Currently, the most accepted mechanism of gadolinium deposition after the i.v. injection of GBCA with linear structure such as gadodiamide is based on the entry into the brain through the cerebrospinal fluid and the glymphatic pathway and on the transmetallation with other elements showing high affinity for gadolinium-binding chelators[38-41]. Therefore, the rich vascular supply of the AP might also not be critical in this context.

Indeed, the results reported in this study need to be further investigated and validated with analytical techniques on pre-clinical models.

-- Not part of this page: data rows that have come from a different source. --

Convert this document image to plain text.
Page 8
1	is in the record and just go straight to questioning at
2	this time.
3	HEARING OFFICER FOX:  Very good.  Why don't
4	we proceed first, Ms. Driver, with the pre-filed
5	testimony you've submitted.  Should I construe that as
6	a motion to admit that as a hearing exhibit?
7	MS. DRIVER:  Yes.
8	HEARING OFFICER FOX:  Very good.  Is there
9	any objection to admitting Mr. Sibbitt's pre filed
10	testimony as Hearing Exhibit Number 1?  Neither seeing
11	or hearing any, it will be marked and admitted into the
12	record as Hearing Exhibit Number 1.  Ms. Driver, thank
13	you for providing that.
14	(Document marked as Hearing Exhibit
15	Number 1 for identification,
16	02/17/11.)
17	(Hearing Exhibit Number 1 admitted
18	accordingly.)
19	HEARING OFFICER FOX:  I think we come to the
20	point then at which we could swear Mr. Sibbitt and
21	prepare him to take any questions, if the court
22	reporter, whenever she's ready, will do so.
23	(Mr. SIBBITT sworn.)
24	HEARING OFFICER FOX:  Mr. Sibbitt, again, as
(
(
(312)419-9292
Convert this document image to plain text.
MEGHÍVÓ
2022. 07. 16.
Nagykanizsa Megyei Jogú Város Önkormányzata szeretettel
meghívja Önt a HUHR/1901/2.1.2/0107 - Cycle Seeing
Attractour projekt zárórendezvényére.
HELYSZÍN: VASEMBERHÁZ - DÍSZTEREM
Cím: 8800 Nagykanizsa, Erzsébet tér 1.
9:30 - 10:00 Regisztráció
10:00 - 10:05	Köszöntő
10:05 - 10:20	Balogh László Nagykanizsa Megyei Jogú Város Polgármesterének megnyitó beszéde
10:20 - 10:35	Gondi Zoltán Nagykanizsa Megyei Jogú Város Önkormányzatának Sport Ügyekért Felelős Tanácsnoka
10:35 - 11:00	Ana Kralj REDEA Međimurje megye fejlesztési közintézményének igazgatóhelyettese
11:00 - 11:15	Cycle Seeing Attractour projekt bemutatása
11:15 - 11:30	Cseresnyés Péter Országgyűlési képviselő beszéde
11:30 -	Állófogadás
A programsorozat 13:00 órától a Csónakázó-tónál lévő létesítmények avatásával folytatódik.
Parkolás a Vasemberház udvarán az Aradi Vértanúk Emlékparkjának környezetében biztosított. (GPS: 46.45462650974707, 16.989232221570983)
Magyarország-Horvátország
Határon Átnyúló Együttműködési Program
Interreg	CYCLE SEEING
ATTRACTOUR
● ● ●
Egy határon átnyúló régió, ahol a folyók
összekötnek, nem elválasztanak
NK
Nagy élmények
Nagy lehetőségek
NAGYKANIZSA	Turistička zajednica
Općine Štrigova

This study has limitations that should be taken into account and might affect a generalization of the results. First, due to the retrospective nature of the study, we allowed small variations of the parameters of the standard MR imaging protocol. Second, the measurement of the AP signal intensity was performed on a single-slice sagittal T1-weighted 4 mm image; such a measurement is extremely difficult, is not performed on the entire volume of the AP and is greatly affected by images artifacts even if small. Third, the high T1 signal intensity is non-specific and is not restricted to gadolinium but occurs with many other paramagnetic substances. Fourth, it was not possible to consistently retrieve laboratory data about hormonal status of the patients.

Conclusions

We found a significant increase of T1 signal intensity on images obtained at minimum post-injection time delay as compared to those at maximum post-injection time delay. This result and the negative correlation between normalized ratios and post-injection time delays suggest at least partial washout phenomena of retained/deposited gadolinium from the AP that are influenced by the total injected volume and post-injection time delay.